Interestingly, all the examples that Qualcomm provided of companies who received continued chipset shipments during licensing negotiations came down to cases where someone was still paying royalties under an old agreement or where Qualcomm and the given party already had a philosophical agreement in place, with only some details to be hammered out. Also, Qualcomm appears unable to point to a single case in which it actually sold chipsets to someone who wanted to buy chips but hadn't taken a license and wasn't going to do so immediately.

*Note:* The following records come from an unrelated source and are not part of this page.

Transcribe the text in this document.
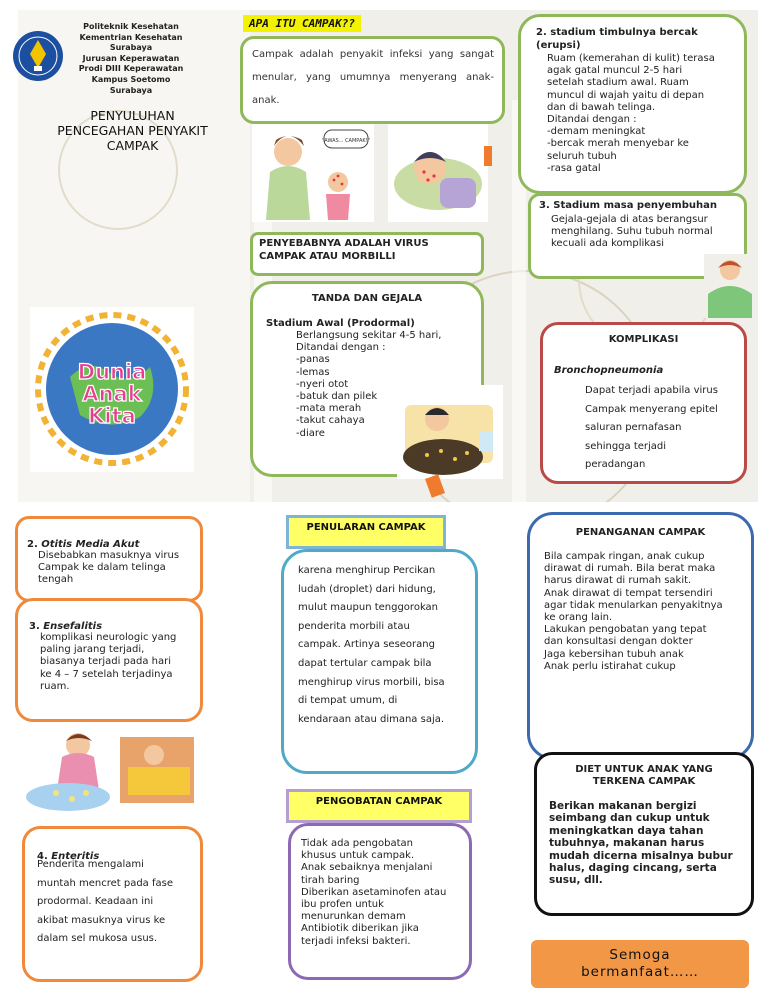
Politeknik Kesehatan
Kementrian Kesehatan
Surabaya
Jurusan Keperawatan
Prodi DIII Keperawatan
Kampus Soetomo Surabaya
PENYULUHAN
PENCEGAHAN PENYAKIT
CAMPAK
APA ITU CAMPAK??
Campak adalah penyakit infeksi yang sangat menular, yang umumnya menyerang anak-anak.
"AWAS... CAMPAK!"
PENYEBABNYA ADALAH VIRUS
CAMPAK ATAU MORBILLI
Dunia
Anak
Kita
TANDA DAN GEJALA
Stadium Awal (Prodormal)
Berlangsung sekitar 4-5 hari,
Ditandai dengan :
-panas
-lemas
-nyeri otot
-batuk dan pilek
-mata merah
-takut cahaya
-diare
2. stadium timbulnya bercak
(erupsi)
Ruam (kemerahan di kulit) terasa
agak gatal muncul 2-5 hari
setelah stadium awal. Ruam
muncul di wajah yaitu di depan
dan di bawah telinga.
Ditandai dengan :
-demam meningkat
-bercak merah menyebar ke
seluruh tubuh
-rasa gatal
3. Stadium masa penyembuhan
Gejala-gejala di atas berangsur
menghilang. Suhu tubuh normal
kecuali ada komplikasi
KOMPLIKASI
Bronchopneumonia
Dapat terjadi apabila virus
Campak menyerang epitel
saluran pernafasan
sehingga terjadi
peradangan

2. Otitis Media Akut

Disebabkan masuknya virus
Campak ke dalam telinga
tengah

3. Ensefalitis

komplikasi neurologic yang
paling jarang terjadi,
biasanya terjadi pada hari
ke 4 – 7 setelah terjadinya
ruam.

4. Enteritis

Penderita mengalami
muntah mencret pada fase
prodormal. Keadaan ini
akibat masuknya virus ke
dalam sel mukosa usus.
PENULARAN CAMPAK
karena menghirup Percikan
ludah (droplet) dari hidung,
mulut maupun tenggorokan
penderita morbili atau
campak. Artinya seseorang
dapat tertular campak bila
menghirup virus morbili, bisa
di tempat umum, di
kendaraan atau dimana saja.
PENGOBATAN CAMPAK
Tidak ada pengobatan
khusus untuk campak.
Anak sebaiknya menjalani
tirah baring
Diberikan asetaminofen atau
ibu profen untuk
menurunkan demam
Antibiotik diberikan jika
terjadi infeksi bakteri.
PENANGANAN CAMPAK
Bila campak ringan, anak cukup
dirawat di rumah. Bila berat maka
harus dirawat di rumah sakit.
Anak dirawat di tempat tersendiri
agar tidak menularkan penyakitnya
ke orang lain.
Lakukan pengobatan yang tepat
dan konsultasi dengan dokter
Jaga kebersihan tubuh anak
Anak perlu istirahat cukup
DIET UNTUK ANAK YANG
TERKENA CAMPAK
Berikan makanan bergizi
seimbang dan cukup untuk
meningkatkan daya tahan
tubuhnya, makanan harus
mudah dicerna misalnya bubur
halus, daging cincang, serta
susu, dll.
Semoga
bermanfaat……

In order to argue that its patent royalties are FRAND in any event, Qualcomm seeks to give examples of companies having accepted those royalty rates in situations where Qualcomm didn't have any chipset leverage. For this purpose, Qualcomm goes back to a its very first few license agreements. The question that the FTC legitimately asked was whether any FRAND pledges were in place when Qualcomm made those deals. That's relevant because royalties tend to be fair higher when there's no FRAND licensing obligation, simply because patent holders can ask for anything when their patent is not subject to FRAND. The FTC asked the right question, but the former Qualcomm executive who has been described as the architect of its licensing program, Steven Altman, argued that even though the standards may not have been adopted at the time, the FRAND pledges may have been made already. That is a smokescreen since FRAND licensing pledges made by contributors to a standard-setting process don't have a binding effect on the patent holder until the standard is actually adopted (and the relevant patented inventions make it into the standard).

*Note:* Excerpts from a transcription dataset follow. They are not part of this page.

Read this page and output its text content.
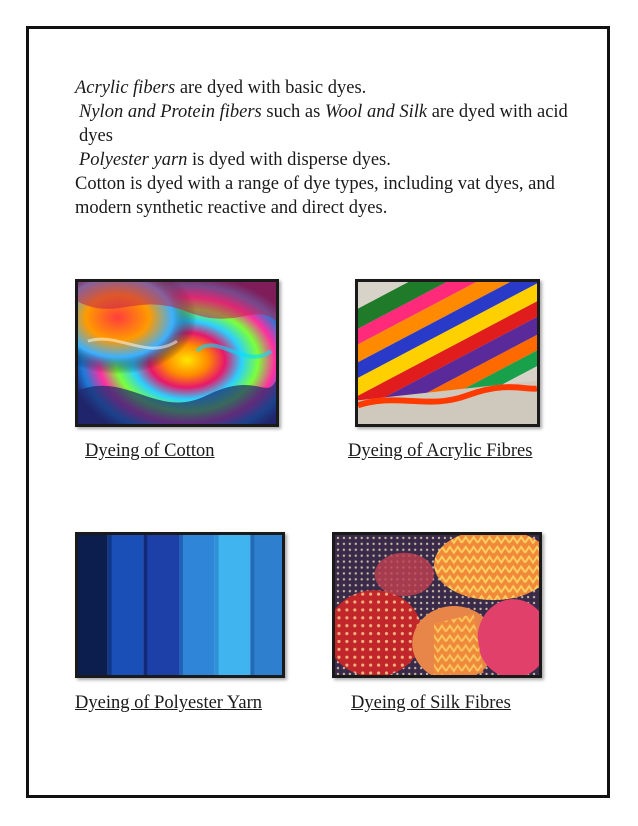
Acrylic fibers are dyed with basic dyes.

Nylon and Protein fibers such as Wool and Silk are dyed with acid dyes

Polyester yarn is dyed with disperse dyes.

Cotton is dyed with a range of dye types, including vat dyes, and modern synthetic reactive and direct dyes.

Dyeing of Cotton	Dyeing of Acrylic Fibres
Dyeing of Polyester Yarn	Dyeing of Silk Fibres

The trial will continue tomorrow with further testimony. For now (but remember that Qualcomm has yet to start with its case-in-chief) the FTC still appears to control the center of the chess board (i.e., appears to be in a strong position to prove at this trial that certain issues are real), with Qualcomm's lawyers focusing on a last line of defense for the most part: denying actual anticompetitive harm and pointing to legitimate business justifications for what Qualcomm did. But today Qualcomm showed that it can fight back in very smart and effective ways.